The Scientist's Toolkit: Essential Reagents
| Reagent | Role | Special Properties |
|---|---|---|
| Trifluoroacetic anhydride (TFAA) | Sulfoxide activator | Generates highly electrophilic sulfonium species |
| Allyl/propargyl silanes | π-Nucleophiles | Silicon stabilizes β-carbocation, enhancing rearrangement |
| Aryl sulfoxides | Substrates | Transient loss of aromaticity enables functionalization |
| 2,6-Di-tert-butylpyridine | Base | Scavenges acids without nucleophilic interference |
| Benzothiophene S-oxides | Heterocyclic substrates | Readily oxidizable; form stable sulfonium salts |
Beyond the Lab Bench: Real-World Applications
Indole alkaloids (e.g., anticancer agents vincristine) traditionally require 10+ synthetic steps. Procter's 2018 cascade enabled dual functionalization of indoles in one pot, installing thioether and allyl groups at adjacent positions—a feat unachievable via classical methods .

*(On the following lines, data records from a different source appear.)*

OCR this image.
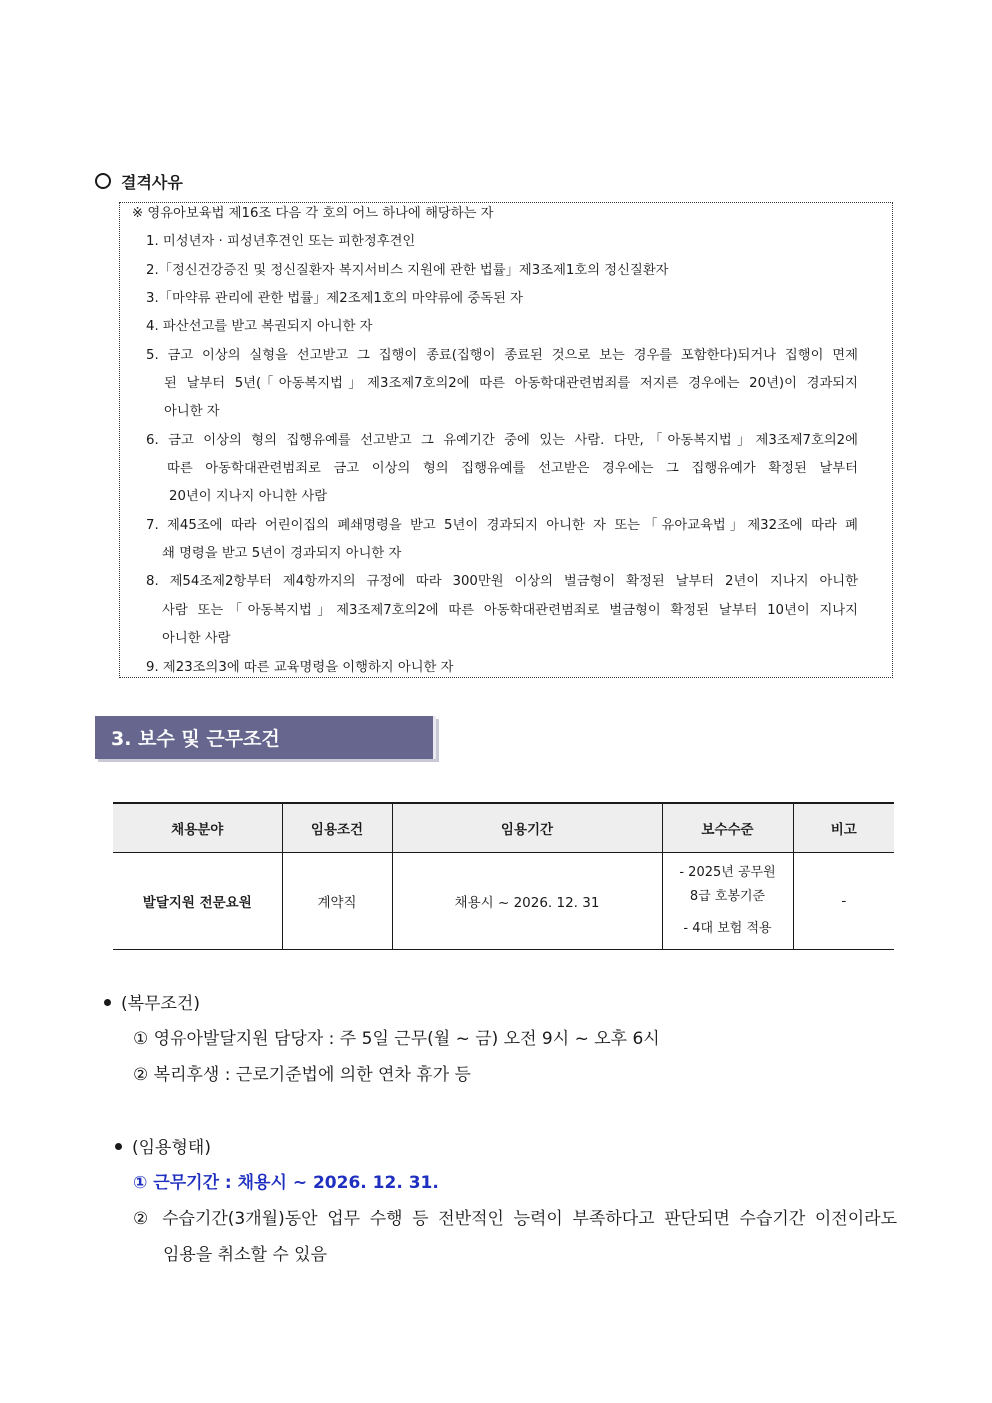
결격사유
※ 영유아보육법 제16조 다음 각 호의 어느 하나에 해당하는 자
1. 미성년자 · 피성년후견인 또는 피한정후견인
2.「정신건강증진 및 정신질환자 복지서비스 지원에 관한 법률」제3조제1호의 정신질환자
3.「마약류 관리에 관한 법률」제2조제1호의 마약류에 중독된 자
4. 파산선고를 받고 복권되지 아니한 자
5. 금고 이상의 실형을 선고받고 그 집행이 종료(집행이 종료된 것으로 보는 경우를 포함한다)되거나 집행이 면제
된 날부터 5년(「아동복지법」제3조제7호의2에 따른 아동학대관련범죄를 저지른 경우에는 20년)이 경과되지
아니한 자
6. 금고 이상의 형의 집행유예를 선고받고 그 유예기간 중에 있는 사람. 다만,「아동복지법」제3조제7호의2에
따른 아동학대관련범죄로 금고 이상의 형의 집행유예를 선고받은 경우에는 그 집행유예가 확정된 날부터
20년이 지나지 아니한 사람
7. 제45조에 따라 어린이집의 폐쇄명령을 받고 5년이 경과되지 아니한 자 또는「유아교육법」제32조에 따라 폐
쇄 명령을 받고 5년이 경과되지 아니한 자
8. 제54조제2항부터 제4항까지의 규정에 따라 300만원 이상의 벌금형이 확정된 날부터 2년이 지나지 아니한
사람 또는「아동복지법」제3조제7호의2에 따른 아동학대관련범죄로 벌금형이 확정된 날부터 10년이 지나지
아니한 사람
9. 제23조의3에 따른 교육명령을 이행하지 아니한 자
3. 보수 및 근무조건
채용분야	임용조건	임용기간	보수수준	비고
발달지원 전문요원	계약직	채용시 ~ 2026. 12. 31	- 2025년 공무원
8급 호봉기준
- 4대 보험 적용	-
(복무조건)
① 영유아발달지원 담당자 : 주 5일 근무(월 ~ 금) 오전 9시 ~ 오후 6시
② 복리후생 : 근로기준법에 의한 연차 휴가 등
(임용형태)
① 근무기간 : 채용시 ~ 2026. 12. 31.
② 수습기간(3개월)동안 업무 수행 등 전반적인 능력이 부족하다고 판단되면 수습기간 이전이라도
임용을 취소할 수 있음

Conclusion: Sulfur's Renaissance
Once dismissed as mere "smelly" auxiliaries, sulfoxides now drive a synthetic revolution. With its atom economy, step-efficiency, and innate selectivity, the interrupted Pummerer-sigmatropic cascade exemplifies how reimagining old reactions can solve modern challenges. As researchers expand its scope to photo-triggered variants and enantioselective versions, this chemistry promises cleaner routes to everything from antiviral drugs to quantum dot materials. In molecular design, sulfur has truly become the new carbon.
"This chemistry underscores the untapped potential of organosulfur compounds—they're not just odors; they're opportunities."